Несмотря на бахилы, под моими ногами растеклись две бесформенные лужи. Как если бы мои ботинки были в снегу, но они были в грязи. Считается, что двух снежинок с одинаковым узором не существует. Как уверяет физик Джон Нельсон, вариантов геометрических форм снежинок больше, чем атомов в наблюдаемой Вселенной. Так и с лужами, если честно: иногда они похожи на озера, а иногда на яичницу, а иногда на бегущие реки, исчезающие в расщелинах паркета.

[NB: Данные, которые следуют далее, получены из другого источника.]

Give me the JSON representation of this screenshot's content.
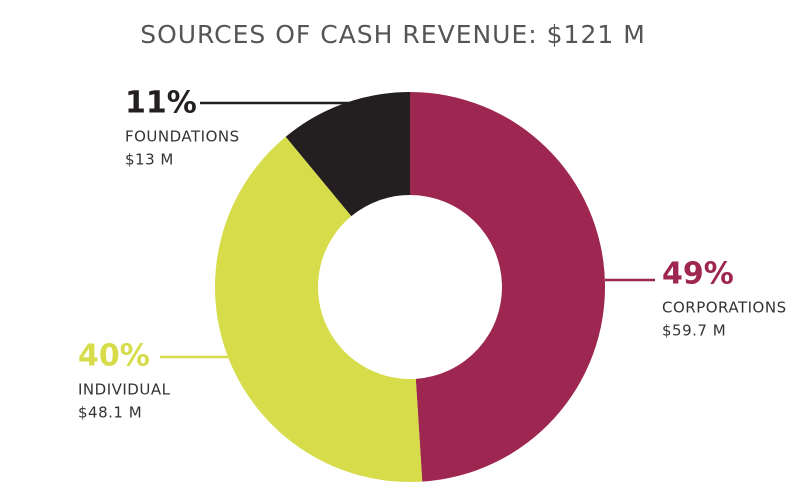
{
  "chart_data": {
    "type": "donut",
    "title": "SOURCES OF CASH REVENUE:  $121 M",
    "categories": [
      "CORPORATIONS",
      "INDIVIDUAL",
      "FOUNDATIONS"
    ],
    "values": [
      49,
      40,
      11
    ],
    "value_labels": [
      "49%",
      "40%",
      "11%"
    ],
    "amounts": [
      "$59.7 M",
      "$48.1 M",
      "$13 M"
    ],
    "colors": [
      "#9e2752",
      "#d6dc4a",
      "#231f20"
    ]
  }
}
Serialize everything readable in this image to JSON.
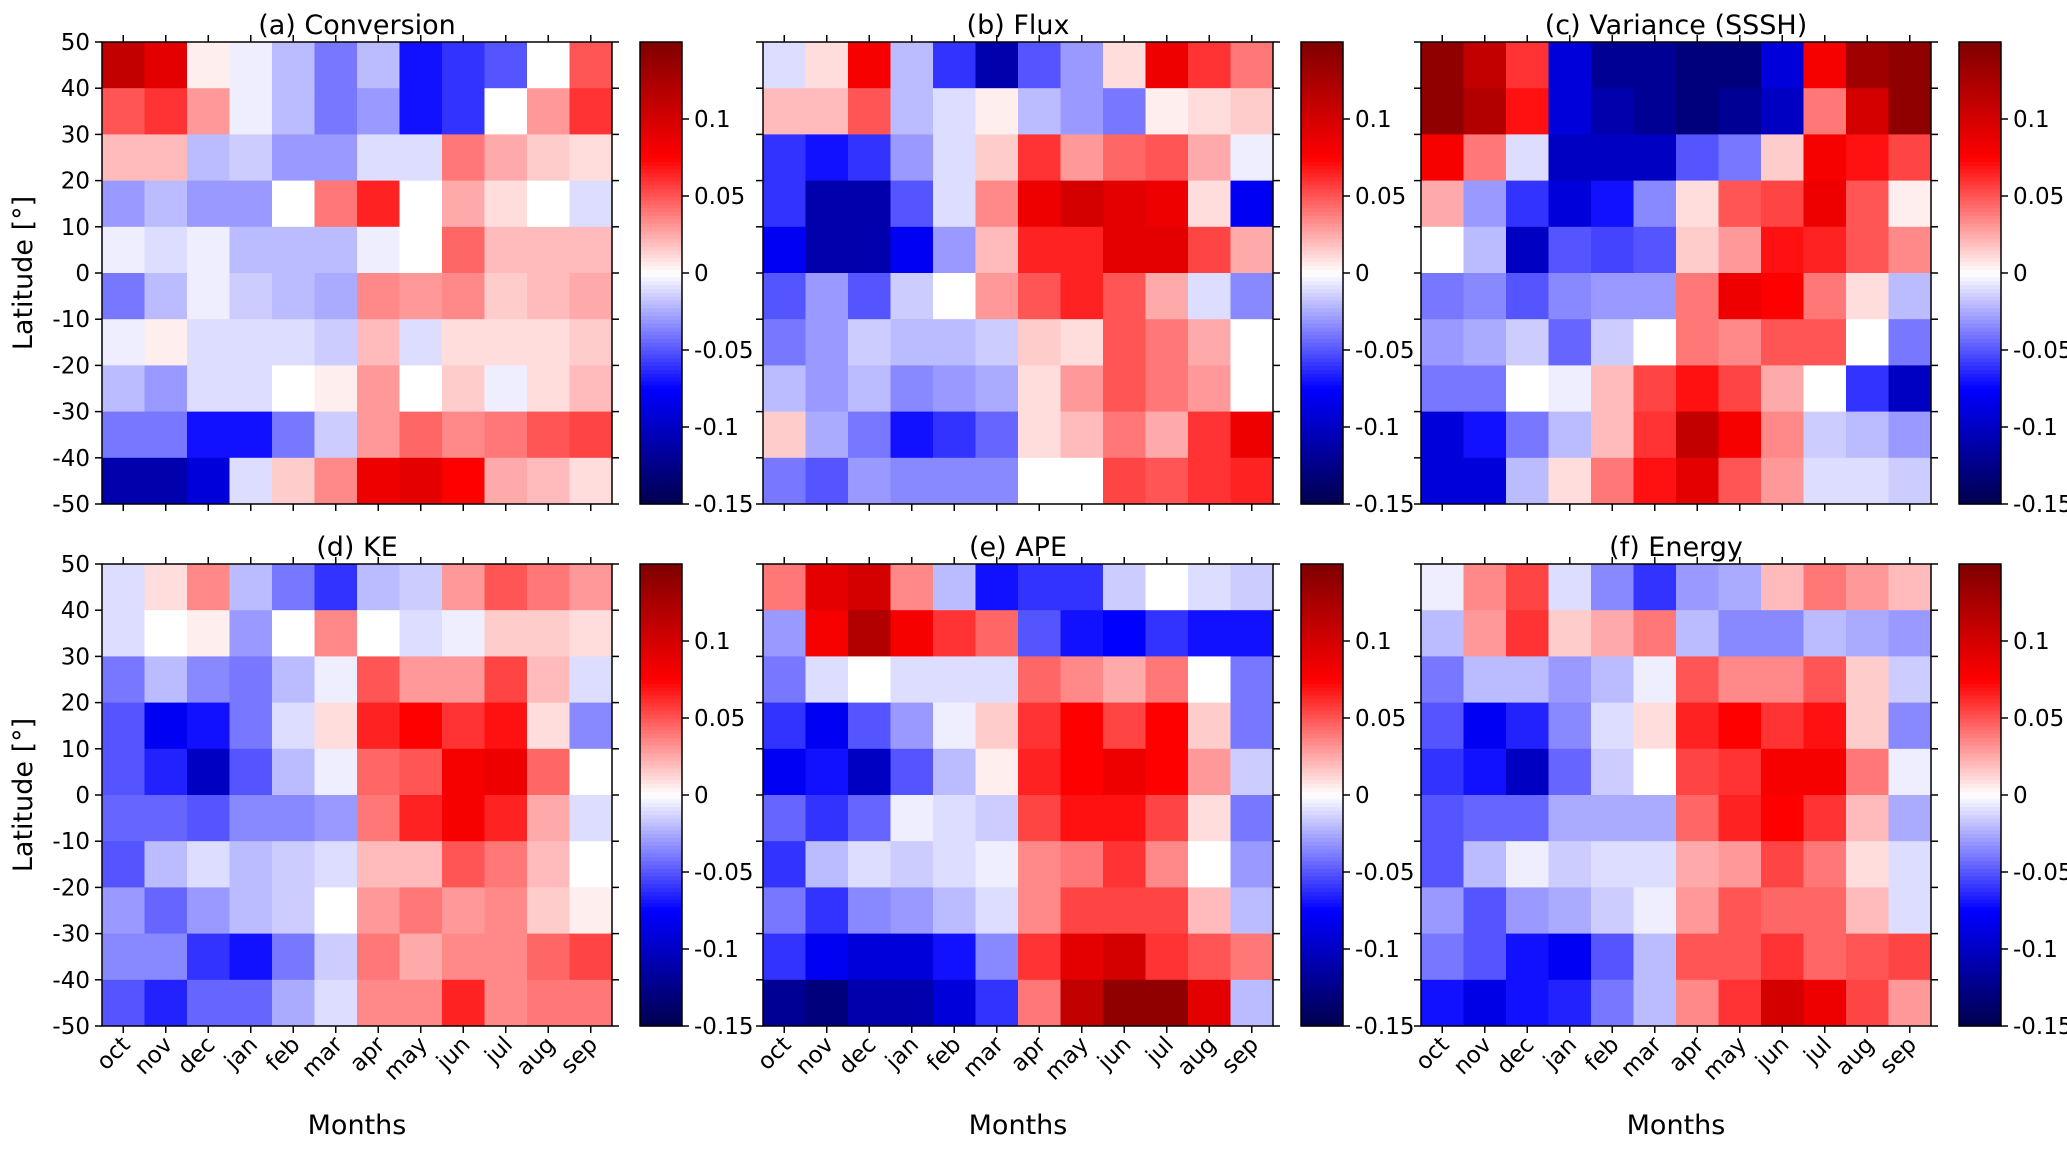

«…Кто последний?» – спрашивала девушка, и вся очередь смотрела на меня и ждала ответа, потому что последняя, как известно, я.
Я подняла руку, как будто готова ответить урок, она улыбнулась и села рядом: красные колготки, зеленое платье, белые волосы, огромный букет роз.
«Ни хрена себе», – только и подумала я.
Дверь открылась, и вышла Вера. Красные колготки порхнули к ней со своим веником и закрыли ей весь обзор. Я хотела оттолкнуть колготки и сказать, что вообще-то я единственная здесь могу вот так врываться к ней в кабинет, но, кажется, кто-то меня опередил.
– Девушка, я вообще-то в очереди перед вами, – сказала женщина с пучком и начала оттеснять красные колготки, которые смотрели на Веру не отрываясь.
– Все в порядке, – сказала Вера. – Это по личному вопросу. Одну минуточку.
И они с красными колготками растворились в кабинете.
– Черт знает что, – сказала женщина с пучком. – Я же записывалась на 17, а сейчас 17.30 вообще-то. Чего она пролезла-то?
– Это любовница ее, – сказала я и пошла к выходу из клиники, представляя, как вся очередь смотрит мне вслед.
О эти взгляды.
Что ж, я достигла возраста несогласия с жизненным выбором моей матери. Обеих моих матерей.
Когда я вышла на улицу, зазвонил телефон. Это была Вера.
– Жень, ты приходила? Ты где? Что-то случилось?
– А что, теперь все любовницы ходят к тебе на работу?
– Женя.
– Просто это так глупо – все же видели.